反応を微小区画に分けて分子を数える高感度な定量PCR。低コピーのベクター検出に向く。
ddPCRは、試料を数万個の微小液滴に分割し、各液滴での増幅の有無を計数することで核酸の絶対数を求める定量PCR技術です。通量の測定ではなく「あるかないか」を液滴単位で判断するため、コピー数が極めて少ない試料でも高感度に検出できる点が、通常のqPCRとの大きな違いになります。
核酸やベクターの定量には、配列を狙って増幅するqPCRとddPCRのどちらも使われます。qPCRが蛍光シグナルの増加曲線から相対的な量を推定するのに対し、ddPCRは試料を数万個の微小液滴に分けたうえで、各液滴が「増えた(陽性)」か「増えなかった(陰性)」かを個別にカウントし、絶対数として結果を出します。標準曲線に頼らず絶対数を直接得られるこの仕組みが、低コピーの検体への適性につながっています。

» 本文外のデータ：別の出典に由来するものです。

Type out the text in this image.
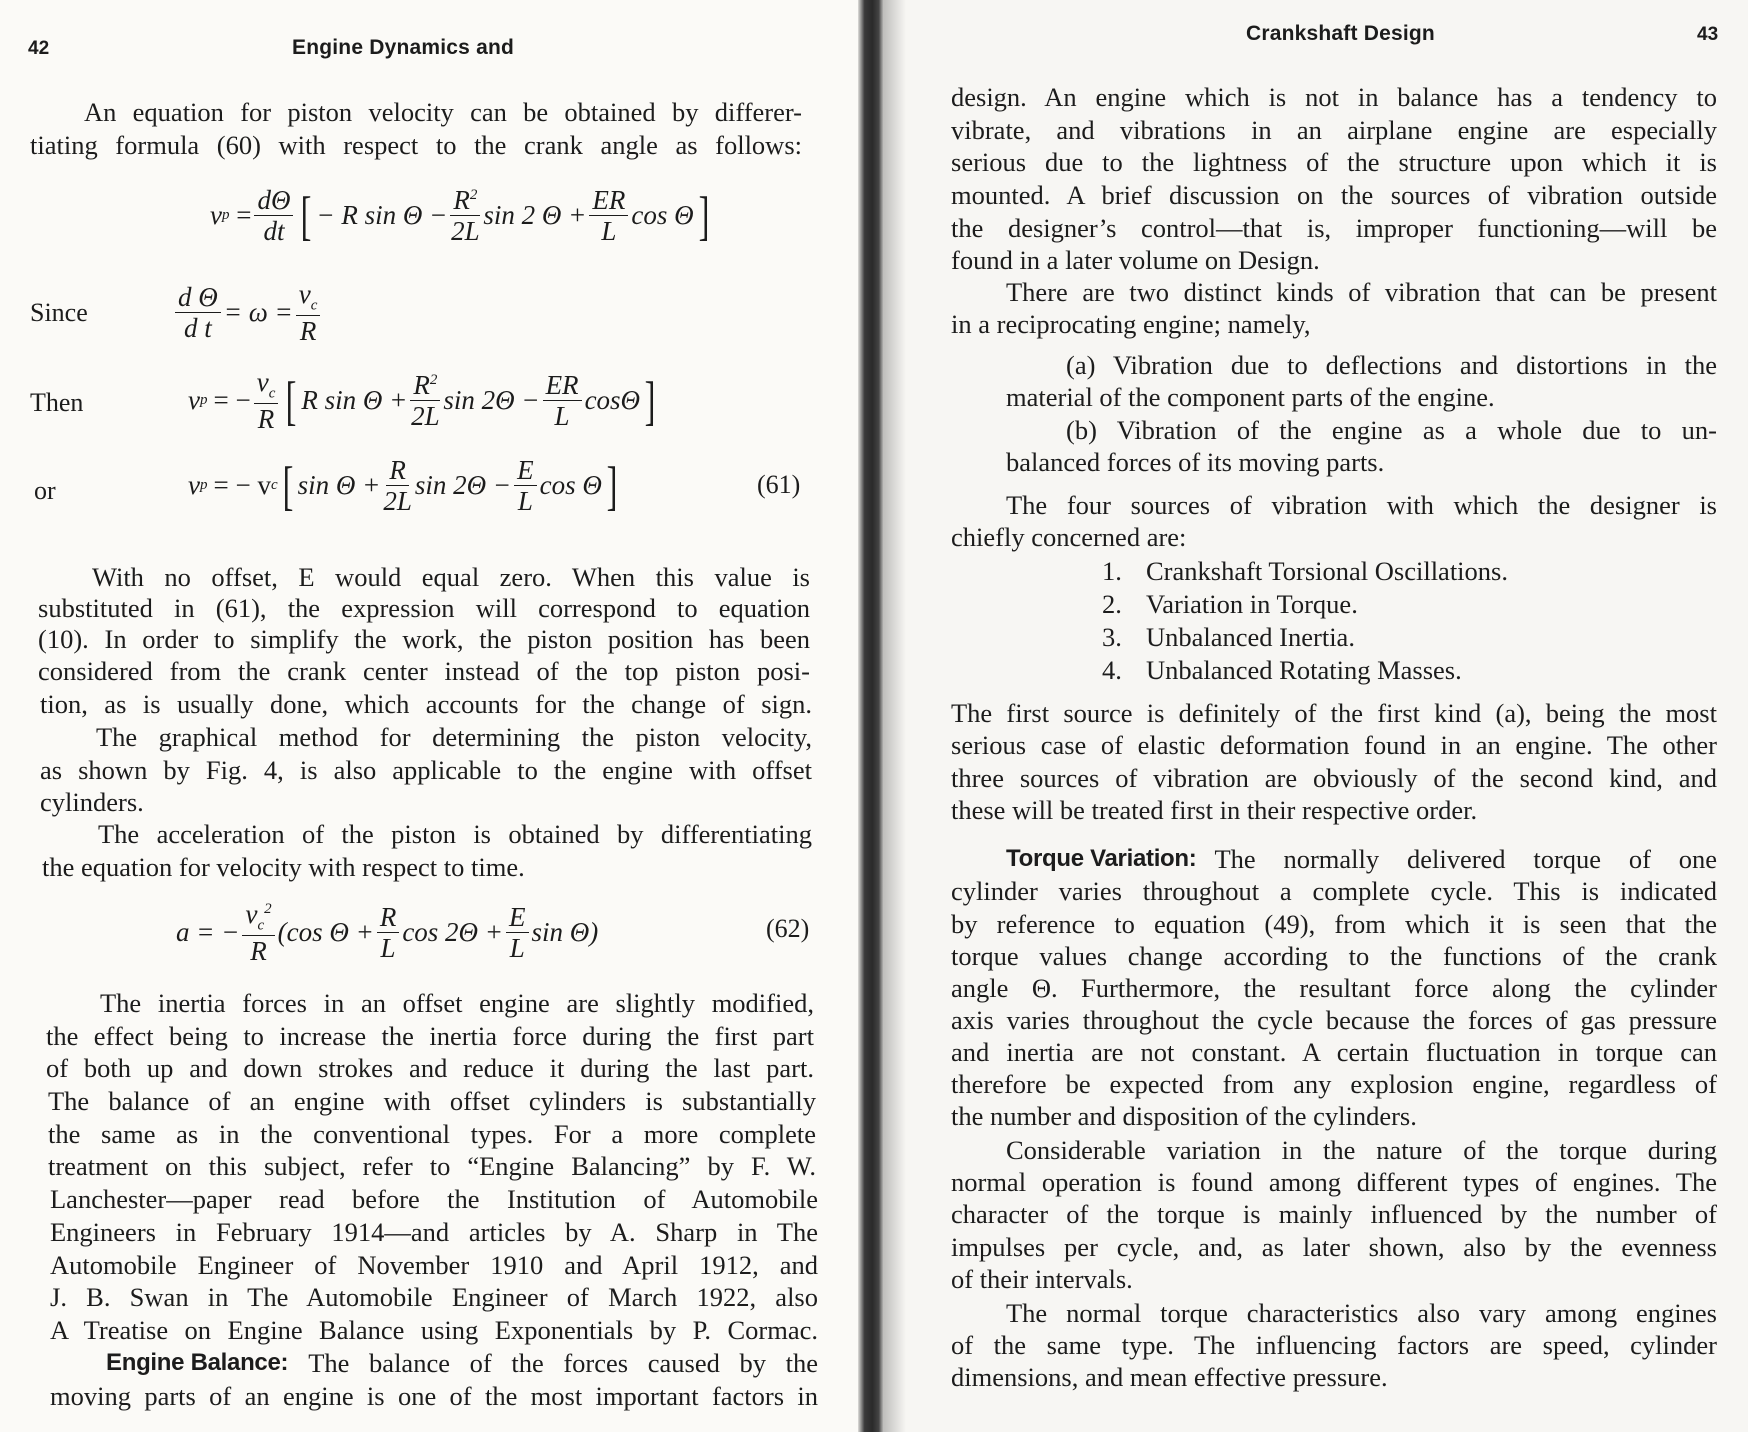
42	Engine Dynamics and
An equation for piston velocity can be obtained by differer-
tiating formula (60) with respect to the crank angle as follows:
v $p = \frac{d\Theta}{dt}$ [ − R $\sin \Theta - \frac{R^2}{2L}$ sin 2 $\Theta + \frac{ER}{L}$ cos Θ ]
Since	$\frac{\text{d Θ}}{\text{d t}} = \omega = \frac{v_c}{R}$
Then	v p = − $\frac{v_c}{R}$ [ R $\sin \Theta + \frac{R^2}{2L}$ $\sin 2\Theta - \frac{ER}{L}$ cosΘ ]
or	v p = − v c [ $\sin \Theta + \frac{R}{2L}$ $\sin 2\Theta - \frac{E}{L}$ cos Θ ]	(61)
With no offset, E would equal zero. When this value is
substituted in (61), the expression will correspond to equation
(10). In order to simplify the work, the piston position has been
considered from the crank center instead of the top piston posi-
tion, as is usually done, which accounts for the change of sign.
The graphical method for determining the piston velocity,
as shown by Fig. 4, is also applicable to the engine with offset
cylinders.
The acceleration of the piston is obtained by differentiating
the equation for velocity with respect to time.
a = − $\frac{v_c^2}{R} (\cos$ $\Theta + \frac{R}{L}$ $\cos 2\Theta + \frac{E}{L}$ sin Θ)	(62)
The inertia forces in an offset engine are slightly modified,
the effect being to increase the inertia force during the first part
of both up and down strokes and reduce it during the last part.
The balance of an engine with offset cylinders is substantially
the same as in the conventional types. For a more complete
treatment on this subject, refer to “Engine Balancing” by F. W.
Lanchester—paper read before the Institution of Automobile
Engineers in February 1914—and articles by A. Sharp in The
Automobile Engineer of November 1910 and April 1912, and
J. B. Swan in The Automobile Engineer of March 1922, also
A Treatise on Engine Balance using Exponentials by P. Cormac.
Engine Balance: The balance of the forces caused by the
moving parts of an engine is one of the most important factors in
Crankshaft Design	43
design. An engine which is not in balance has a tendency to
vibrate, and vibrations in an airplane engine are especially
serious due to the lightness of the structure upon which it is
mounted. A brief discussion on the sources of vibration outside
the designer’s control—that is, improper functioning—will be
found in a later volume on Design.
There are two distinct kinds of vibration that can be present
in a reciprocating engine; namely,
(a) Vibration due to deflections and distortions in the
material of the component parts of the engine.
(b) Vibration of the engine as a whole due to un-
balanced forces of its moving parts.
The four sources of vibration with which the designer is
chiefly concerned are:
1. Crankshaft Torsional Oscillations.
2. Variation in Torque.
3. Unbalanced Inertia.
4. Unbalanced Rotating Masses.
The first source is definitely of the first kind (a), being the most
serious case of elastic deformation found in an engine. The other
three sources of vibration are obviously of the second kind, and
these will be treated first in their respective order.
Torque Variation: The normally delivered torque of one
cylinder varies throughout a complete cycle. This is indicated
by reference to equation (49), from which it is seen that the
torque values change according to the functions of the crank
angle Θ. Furthermore, the resultant force along the cylinder
axis varies throughout the cycle because the forces of gas pressure
and inertia are not constant. A certain fluctuation in torque can
therefore be expected from any explosion engine, regardless of
the number and disposition of the cylinders.
Considerable variation in the nature of the torque during
normal operation is found among different types of engines. The
character of the torque is mainly influenced by the number of
impulses per cycle, and, as later shown, also by the evenness
of their intervals.
The normal torque characteristics also vary among engines
of the same type. The influencing factors are speed, cylinder
dimensions, and mean effective pressure.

残存DNA分析においては、qPCRに加えてddPCRが使われることもあります。また、ベクターや核酸を追う場面では、ELISAや免疫法と組み合わせて用いられるケースもあります。複数の手法を組み合わせるのは、測定対象の性質や検出感度の要件に合わせて、より確実な結果を得るためと考えられます。
この定義はProglenth編集部が一般的・基礎的な内容として整理したものです。実際の管理基準・要件は製品・企業・各極の規制により異なります。 正確な運用は各極の薬局方・ガイドライン(ICH/GMP等)やメーカーの一次情報をご確認ください。